Behavioral paradigms
This protocol is extracted from research article:
A central control circuit for encoding perceived food value
Sci Adv, Nov 21, 2018; DOI: 10.1126/sciadv.aau9180

Behavioral paradigm 1. Lymnaea’s behavior was observed by placing them in a custom-built behavioral chamber filled with Cu2+-free water. The chamber held the animal on the surface of the water, allowing for the application of sensory stimuli to the mouth of the snail while being able to fully observe movements of the feeding structures. All behavioral experiments were videoed and analyzed using ImageJ software. Animals were left to acclimatize for 10 min before testing. An ingestion bite was triggered by brief application of an appetitive stimulus (lettuce) to the lips of the animal, eliciting a bite response in all animals tested, regardless of hunger state (148 animals). Upon opening of the mouth, either a tactile probe was placed inside or 50 μl of 0.008% AA was applied to the mouth/lips of the animal. The tactile probe consisted of a 1-ml syringe whose tip had been heated and pulled into a fine point. In both conditions, a radula motor program was induced in response to the stimulus. All animals were videoed, and these responses were later analyzed (see below section for details of analysis).

Behavioral paradigm 2. To test whether tactile stimulation of the esophagus elicited ingestion or egestion, an incision was made under the mantle cavity to expose a region of the esophagus, allowing for the mechanical stimulation of the structure with a pair or forceps. Esophageal stimulation was sufficient to elicit an egestion bite even when presented during a period of quiescence. The elicited bite was videoed and analyzed (see below).

Behavioral paradigm 3. To determine the effects of drug injection on animal’s locomotion, we tracked animals in a novel environment for 30 min. Briefly, the animals were placed in a 14-cm-diameter petri dish filled with 100 ml of Cu2+-free water. Recording started as soon as they were placed in the arena so as to monitor their initial behavior. Animals were recorded at one frame/s for 30 min. Videos were analyzed using idTracker (54), and total distance was traversed compared between groups.

Behavioral paradigm 4. The effects of drug treatment on the animal’s food searching behavior in a novel environment were tested by counting the number of appetitive bites during the first 10 min from being placed in a petri dish filled with 100 ml of Cu2+-free water.
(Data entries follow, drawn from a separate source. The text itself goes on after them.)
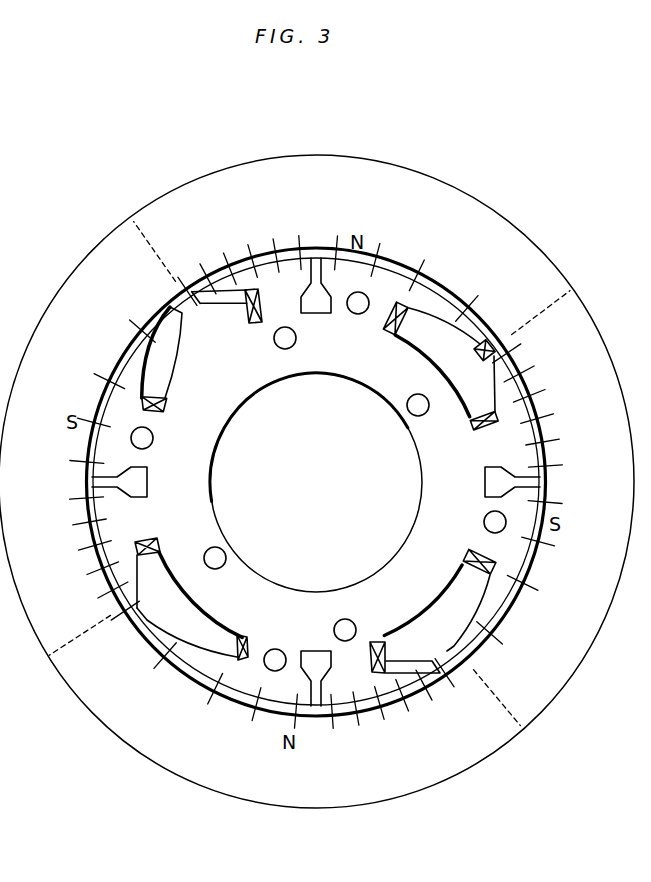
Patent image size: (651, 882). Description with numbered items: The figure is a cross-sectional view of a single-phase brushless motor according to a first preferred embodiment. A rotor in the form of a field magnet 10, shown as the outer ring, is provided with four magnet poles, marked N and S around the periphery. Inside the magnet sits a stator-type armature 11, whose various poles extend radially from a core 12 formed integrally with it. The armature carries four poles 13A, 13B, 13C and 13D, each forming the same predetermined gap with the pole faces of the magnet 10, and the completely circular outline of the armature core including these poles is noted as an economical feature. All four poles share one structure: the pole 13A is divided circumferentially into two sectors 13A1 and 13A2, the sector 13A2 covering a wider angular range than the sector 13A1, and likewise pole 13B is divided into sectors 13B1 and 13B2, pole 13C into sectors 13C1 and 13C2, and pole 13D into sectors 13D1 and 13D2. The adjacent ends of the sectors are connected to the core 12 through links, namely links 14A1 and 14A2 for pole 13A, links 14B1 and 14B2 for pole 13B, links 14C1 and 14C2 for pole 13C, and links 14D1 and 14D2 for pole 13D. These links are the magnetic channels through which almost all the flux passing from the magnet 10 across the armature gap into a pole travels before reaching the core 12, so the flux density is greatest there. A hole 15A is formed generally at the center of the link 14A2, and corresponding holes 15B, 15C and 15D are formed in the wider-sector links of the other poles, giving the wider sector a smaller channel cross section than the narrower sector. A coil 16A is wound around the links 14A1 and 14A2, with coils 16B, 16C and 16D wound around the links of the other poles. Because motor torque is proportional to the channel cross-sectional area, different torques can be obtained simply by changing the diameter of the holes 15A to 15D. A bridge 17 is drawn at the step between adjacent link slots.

The field magnet 10 is at (488, 211).
The stator-type armature 11 is at (293, 565).
The core 12 is at (468, 648).
The pole 13A is at (407, 257).
The sector 13A1 is at (248, 268).
The sector 13A2 is at (447, 300).
The pole 13B is at (547, 468).
The sector 13B1 is at (543, 412).
The sector 13B2 is at (525, 580).
The pole 13C is at (318, 718).
The sector 13C1 is at (390, 706).
The sector 13C2 is at (228, 690).
The pole 13D is at (88, 470).
The sector 13D1 is at (94, 540).
The sector 13D2 is at (128, 373).
The link 14A1 is at (244, 320).
The link 14A2 is at (422, 312).
The link 14B1 is at (490, 443).
The link 14B2 is at (478, 563).
The link 14C1 is at (382, 655).
The link 14C2 is at (256, 650).
The link 14D1 is at (152, 560).
The link 14D2 is at (165, 406).
The hole 15A is at (356, 315).
The hole 15B is at (484, 522).
The hole 15C is at (278, 649).
The hole 15D is at (152, 440).
The coil 16A is at (390, 336).
The coil 16B is at (473, 424).
The coil 16C is at (377, 641).
The coil 16D is at (152, 538).
The bridge 17 is at (497, 351).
Behavioral paradigm 5. The effects of drug treatment on the animal’s responsiveness to sucrose were tested by placing the animal in a petri dish filled with 90 ml of Cu2+-free water. Animals were allowed to acclimatize for 10 min, and then 5 ml of water was added to the dish. The number of bites performed was counted for 2 min, and then 5 ml of sucrose (0.33% final solution) was added, and the number of bites performed was counted for 2 min. A feeding score was obtained by subtracting the number of bites in response to water from the number performed in response to sucrose.